Sunday Read: Load shedding through the years and how Eskom has struggled to keep the lights on
It's been 12 years since South Africans first experienced load shedding. And since then, a lot has happened.
Eskom, established in 1922 undertook a massive electrification programme after 1994.
According to Africa Check, 50.9% of households had access to electricity at the dawn of democracy. The Community Survey in 2016, conducted by Statistics South Africa revealed that 92.7% of the population was able to connect to electricity.
But the lack of crucial maintenance, the failed construction of new power stations and allegations of state capture have all caught up with the power utility.
Here is South Africa's history of load shedding and the multiple promises throughout the years that it would finally be resolved.
November 2007 - January 2008
Load shedding hit the country for the first time, disrupting business, closing mining operations and affecting households.
In an inquiry, the National Energy Regulator of South Africa (Nersa) found that measures to provide for the increased electrification programme and growth in the economy were inadequate and slow.
In December 2007, former president Thabo Mbeki made his first formal apology saying, "We were wrong. Eskom was right", about the increased demand for electricity and government's failure to heed the call for a bigger investment into the power utility’s generation capacity.
The power grid came under severe constraints during the 2013/2014 summer maintenance programme and Eskom implemented load shedding in March 2014, for the first time since 2008.
Then Public Enterprises Minister Malusi Gigaba said the rotational power cuts were caused by the depletion of dry coal stockpiles at some plants and the tripping of three generating units at the Kendal power station in Mpumalanga.
Ex-Eskom CEO Brian Dames apologised for the load shedding saying it was a painful decision and was done as a last resort to preserve the integrity of the grid.
January 2015- September 2015
Eskom implemented 99 days of load shedding in 2015, causing a decrease in manufacturing and mining output, dragging down economic growth.
Former Eskom CEO Brian Molefe promised an end to regular blackouts due to an improved planning system and an improved scheduled maintenance system.
Eskom patted itself on the back for reducing unplanned outages saying there had been improvements of plant availability and a reduction in the usage of open cycle gas turbines which are powered by costly diesel supplies.
In May 2016, former President Jacob Zuma promised Eskom staff at the power utility’s headquarters in Sunninghill that load shedding was a thing of the past following a presentation he said had been given to him by management.

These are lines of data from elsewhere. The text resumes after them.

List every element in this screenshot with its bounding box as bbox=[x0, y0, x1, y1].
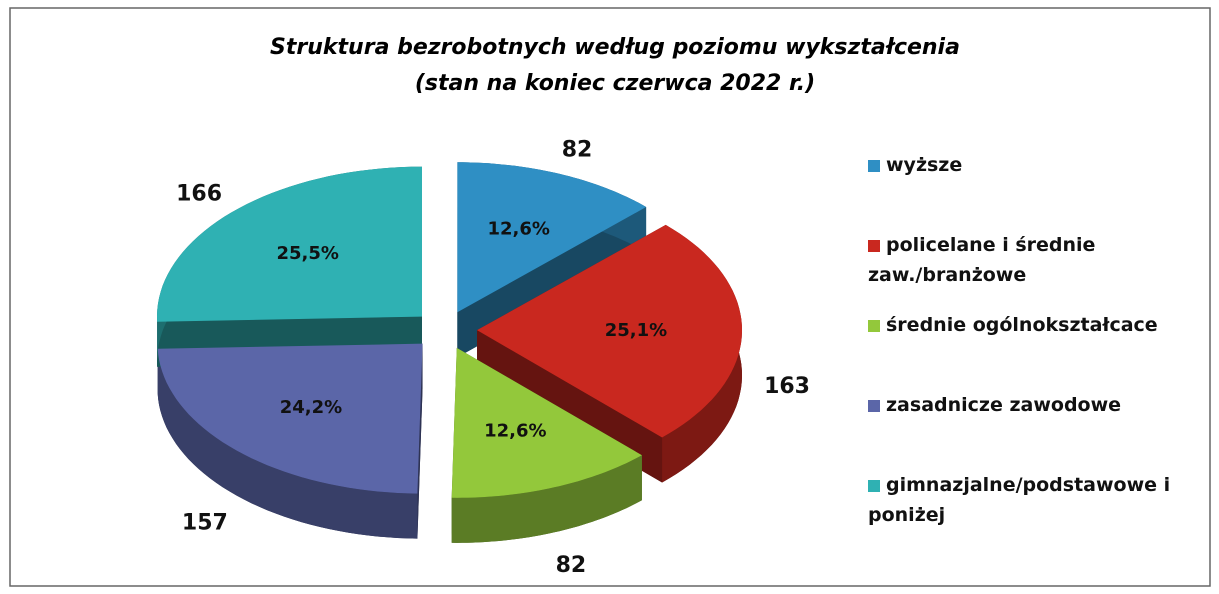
legend-label: gimnazjalne/podstawowe i poniżej bbox=[868, 474, 1171, 526]
slice-wall bbox=[451, 455, 642, 543]
legend-item: gimnazjalne/podstawowe i poniżej bbox=[868, 470, 1188, 550]
share-label: 25,1% bbox=[605, 320, 667, 341]
slice bbox=[451, 347, 642, 498]
legend-swatch bbox=[868, 159, 880, 172]
legend-swatch bbox=[868, 239, 880, 252]
labels: 12,6% 82 25,1% 163 12,6% 82 24,2% 157 25,5% 166 bbox=[176, 137, 810, 578]
chart-subtitle: (stan na koniec czerwca 2022 r.) bbox=[415, 71, 815, 96]
legend-label: zasadnicze zawodowe bbox=[886, 394, 1122, 416]
share-label: 25,5% bbox=[276, 243, 338, 264]
chart-title: Struktura bezrobotnych według poziomu wy… bbox=[270, 35, 960, 60]
legend-swatch bbox=[868, 479, 880, 492]
legend-item: zasadnicze zawodowe bbox=[868, 390, 1188, 470]
legend-label: średnie ogólnokształcace bbox=[886, 314, 1158, 336]
share-label: 24,2% bbox=[280, 397, 342, 418]
slice-tops bbox=[157, 162, 742, 498]
value-label: 82 bbox=[556, 553, 587, 578]
legend-label: wyższe bbox=[886, 154, 963, 176]
slice bbox=[157, 343, 423, 494]
legend-swatch bbox=[868, 399, 880, 412]
value-label: 163 bbox=[764, 374, 810, 399]
value-label: 82 bbox=[562, 137, 593, 162]
value-label: 157 bbox=[182, 511, 228, 536]
slice-wall bbox=[157, 348, 418, 539]
legend-item: wyższe bbox=[868, 150, 1188, 230]
slice bbox=[157, 166, 422, 322]
value-label: 166 bbox=[176, 182, 222, 207]
share-label: 12,6% bbox=[488, 218, 550, 239]
legend-label: policelane i średnie zaw./branżowe bbox=[868, 234, 1096, 286]
slice bbox=[476, 224, 742, 438]
slice bbox=[457, 162, 647, 313]
legend-item: średnie ogólnokształcace bbox=[868, 310, 1188, 390]
legend-swatch bbox=[868, 319, 880, 332]
legend-item: policelane i średnie zaw./branżowe bbox=[868, 230, 1188, 310]
legend: wyższe policelane i średnie zaw./branżowe… bbox=[868, 150, 1188, 550]
slice-cut bbox=[417, 343, 423, 539]
share-label: 12,6% bbox=[484, 421, 546, 442]
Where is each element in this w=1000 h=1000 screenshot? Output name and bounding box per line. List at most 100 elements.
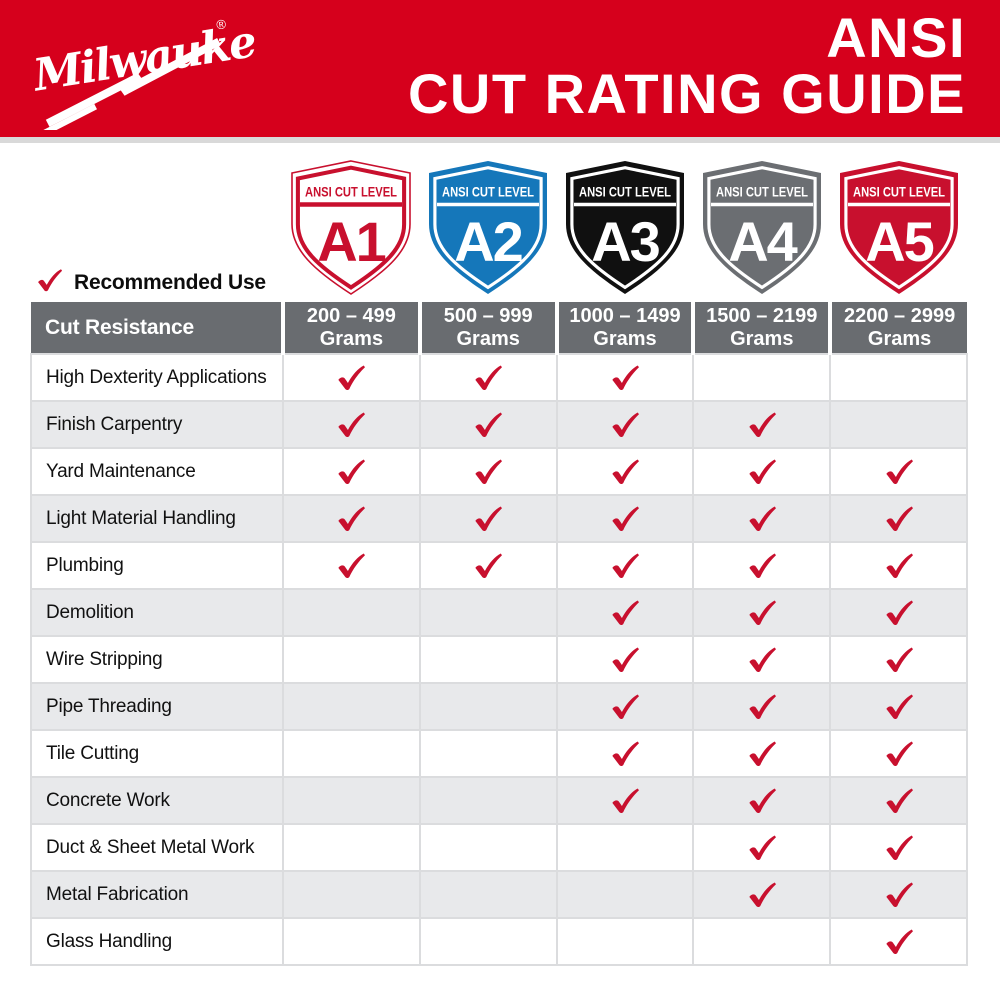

Eskom implemented Stage 1 load shedding amid an unlawful strike over wages. There were claims that members of the National Union of Mineworkers (NUM) and National Union of Metalworkers (Numsa) sabotaged power stations and coal supplies. The unions denied this.
November and December 2018
Eskom implemented Stage 2 load shedding citing an unexpectedly high number of plant outages.
Minister of Public Enterprises Pravin Gordhan cancelled senior Eskom manager’s leave in a bid to keep the lights on over the festive season. He admitted major design flaws in the massive build programmes for Medupi and Kusile had hampered their ability to provide electricity. He warned of further power constraints once the holiday season was over in January.
Eskom again implemented Stage 2 load shedding and suddenly went to Stage 4 citing a high number of plant breakdowns. The rotational blackouts coincided around a week before Finance Minister Tito Mboweni’s budget speech.
He announced plans to give the debt-laden power utility a R69bn lifeline over the next three years and split the entity into three separate units, distribution, generation and transmission.
- READ: Find everything you need to know about Gordhan's Eskom briefing - and what happens next - here
After days of warning of a high risk of planned outages, Eskom implemented seven consecutive days of between Stage 2 and Stage 4 load shedding, going so far as to load shed during the night as well.
Minister of Public Enterprises Pravin Gordhan apologised to the public and appealed for patience while a technical review team undertook an audit of affected power stations. He promised to have further information about the high number of plant failures within 10-14 days and report back.
The Zondo Commission of Inquiry has recently heard allegations of how Eskom was affected by state capture. Gordhan has previously said on the matter, "When you capture an entity like this [Eskom], you don't do it for fun. You capture it because you can extract resources from it."
The inquiry is ongoing.
On Saturday, Eskom announced that it would stop load shedding - for now. The power utility said that it would not implement rotational power cuts on Sunday - the first time in more than a week.